Detecting Chronic Kidney Disease(CKD) at the Initial Stage: A Novel Hybrid Feature-selection Method and Robust Data Preparation Pipeline for Different ML Techniques
This addresses CKD detection for medical applications, but it is incremental as it builds on existing ML methods with a focus on data processing.
The paper tackles early detection of Chronic Kidney Disease (CKD) by developing a hybrid feature-selection method and robust data preparation pipeline, achieving 100% accuracy with Random Forest without data leakage.
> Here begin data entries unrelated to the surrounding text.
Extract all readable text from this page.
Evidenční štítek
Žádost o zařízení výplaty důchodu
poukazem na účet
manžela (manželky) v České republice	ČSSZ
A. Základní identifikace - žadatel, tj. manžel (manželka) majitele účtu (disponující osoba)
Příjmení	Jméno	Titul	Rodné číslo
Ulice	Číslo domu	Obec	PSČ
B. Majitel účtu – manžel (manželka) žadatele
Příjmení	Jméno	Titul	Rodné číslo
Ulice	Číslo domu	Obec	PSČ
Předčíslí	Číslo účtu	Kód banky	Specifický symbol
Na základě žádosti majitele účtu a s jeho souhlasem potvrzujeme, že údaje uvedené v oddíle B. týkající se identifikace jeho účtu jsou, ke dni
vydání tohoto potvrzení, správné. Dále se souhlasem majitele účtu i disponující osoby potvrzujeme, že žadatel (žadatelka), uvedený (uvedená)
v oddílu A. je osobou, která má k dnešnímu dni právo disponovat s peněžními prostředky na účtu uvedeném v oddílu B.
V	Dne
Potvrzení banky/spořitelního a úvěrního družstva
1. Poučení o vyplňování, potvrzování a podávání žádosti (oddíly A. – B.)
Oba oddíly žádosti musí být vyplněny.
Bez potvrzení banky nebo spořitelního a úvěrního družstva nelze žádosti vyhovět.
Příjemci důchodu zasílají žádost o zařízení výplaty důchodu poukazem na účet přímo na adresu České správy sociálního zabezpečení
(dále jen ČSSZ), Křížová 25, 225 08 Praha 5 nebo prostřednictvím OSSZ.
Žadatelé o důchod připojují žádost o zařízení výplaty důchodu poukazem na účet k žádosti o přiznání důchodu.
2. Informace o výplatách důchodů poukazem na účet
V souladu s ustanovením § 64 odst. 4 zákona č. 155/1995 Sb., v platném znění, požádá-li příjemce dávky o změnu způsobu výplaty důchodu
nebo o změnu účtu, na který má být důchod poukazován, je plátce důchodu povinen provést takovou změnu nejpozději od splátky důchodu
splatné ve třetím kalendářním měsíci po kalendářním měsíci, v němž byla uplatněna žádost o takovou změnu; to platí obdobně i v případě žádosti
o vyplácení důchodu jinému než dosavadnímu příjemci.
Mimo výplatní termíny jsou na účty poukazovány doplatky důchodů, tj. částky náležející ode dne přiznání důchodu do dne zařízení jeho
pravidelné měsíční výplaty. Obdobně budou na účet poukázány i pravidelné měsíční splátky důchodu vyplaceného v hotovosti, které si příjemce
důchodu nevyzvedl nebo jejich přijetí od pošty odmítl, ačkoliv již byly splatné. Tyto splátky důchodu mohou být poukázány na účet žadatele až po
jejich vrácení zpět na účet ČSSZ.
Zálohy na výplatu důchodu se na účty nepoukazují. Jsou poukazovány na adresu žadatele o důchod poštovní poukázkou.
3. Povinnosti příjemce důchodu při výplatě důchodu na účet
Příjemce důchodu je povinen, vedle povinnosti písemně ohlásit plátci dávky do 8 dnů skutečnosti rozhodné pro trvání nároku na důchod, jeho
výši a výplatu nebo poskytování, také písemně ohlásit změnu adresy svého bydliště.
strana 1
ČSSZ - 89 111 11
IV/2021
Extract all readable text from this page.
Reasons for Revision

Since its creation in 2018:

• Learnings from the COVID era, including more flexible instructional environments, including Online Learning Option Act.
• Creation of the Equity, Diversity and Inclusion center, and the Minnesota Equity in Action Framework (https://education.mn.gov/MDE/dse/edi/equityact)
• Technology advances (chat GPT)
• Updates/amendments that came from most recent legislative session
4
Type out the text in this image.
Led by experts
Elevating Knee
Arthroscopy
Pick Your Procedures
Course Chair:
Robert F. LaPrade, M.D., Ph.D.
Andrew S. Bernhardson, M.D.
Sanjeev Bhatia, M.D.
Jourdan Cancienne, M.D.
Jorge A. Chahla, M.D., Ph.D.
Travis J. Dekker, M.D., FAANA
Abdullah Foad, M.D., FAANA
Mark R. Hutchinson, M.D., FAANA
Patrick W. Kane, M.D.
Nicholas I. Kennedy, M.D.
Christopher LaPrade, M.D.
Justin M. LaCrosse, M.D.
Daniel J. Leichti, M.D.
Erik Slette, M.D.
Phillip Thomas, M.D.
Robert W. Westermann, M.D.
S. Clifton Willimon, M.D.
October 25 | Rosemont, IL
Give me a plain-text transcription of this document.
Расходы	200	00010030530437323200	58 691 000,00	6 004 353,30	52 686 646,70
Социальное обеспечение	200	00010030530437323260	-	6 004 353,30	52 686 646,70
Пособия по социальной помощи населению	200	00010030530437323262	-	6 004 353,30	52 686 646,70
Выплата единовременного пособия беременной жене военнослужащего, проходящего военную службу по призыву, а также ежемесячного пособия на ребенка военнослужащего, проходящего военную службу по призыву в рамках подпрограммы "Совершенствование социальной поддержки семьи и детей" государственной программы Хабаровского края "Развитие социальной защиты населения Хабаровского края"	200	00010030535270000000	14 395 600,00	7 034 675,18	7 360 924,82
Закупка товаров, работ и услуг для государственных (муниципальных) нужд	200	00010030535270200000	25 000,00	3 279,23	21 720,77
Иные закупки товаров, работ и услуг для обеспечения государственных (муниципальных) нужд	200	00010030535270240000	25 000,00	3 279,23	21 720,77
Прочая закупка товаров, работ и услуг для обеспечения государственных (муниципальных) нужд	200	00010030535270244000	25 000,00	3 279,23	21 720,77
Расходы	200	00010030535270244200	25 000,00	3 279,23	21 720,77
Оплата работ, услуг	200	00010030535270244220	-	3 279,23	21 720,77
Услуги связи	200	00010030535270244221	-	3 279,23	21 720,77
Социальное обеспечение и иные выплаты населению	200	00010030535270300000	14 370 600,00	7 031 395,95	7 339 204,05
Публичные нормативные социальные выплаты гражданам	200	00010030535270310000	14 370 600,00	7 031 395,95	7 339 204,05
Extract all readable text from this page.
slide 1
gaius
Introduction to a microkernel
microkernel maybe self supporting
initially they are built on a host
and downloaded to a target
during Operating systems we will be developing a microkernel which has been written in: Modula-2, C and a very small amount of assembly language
Chronic Kidney Disease (CKD) has infected almost 800 million people around the world. Around 1.7 million people die each year because of it. Detecting CKD in the initial stage is essential for saving millions of lives. Many researchers have applied distinct Machine Learning (ML) methods to detect CKD at an early stage, but detailed studies are still missing. We present a structured and thorough method for dealing with the complexities of medical data with optimal performance. Besides, this study will assist researchers in producing clear ideas on the medical data preparation pipeline. In this paper, we applied KNN Imputation to impute missing values, Local Outlier Factor to remove outliers, SMOTE to handle data imbalance, K-stratified K-fold Cross-validation to validate the ML models, and a novel hybrid feature selection method to remove redundant features. Applied algorithms in this study are Support Vector Machine, Gaussian Naive Bayes, Decision Tree, Random Forest, Logistic Regression, K-Nearest Neighbor, Gradient Boosting, Adaptive Boosting, and Extreme Gradient Boosting. Finally, the Random Forest can detect CKD with 100% accuracy without any data leakage.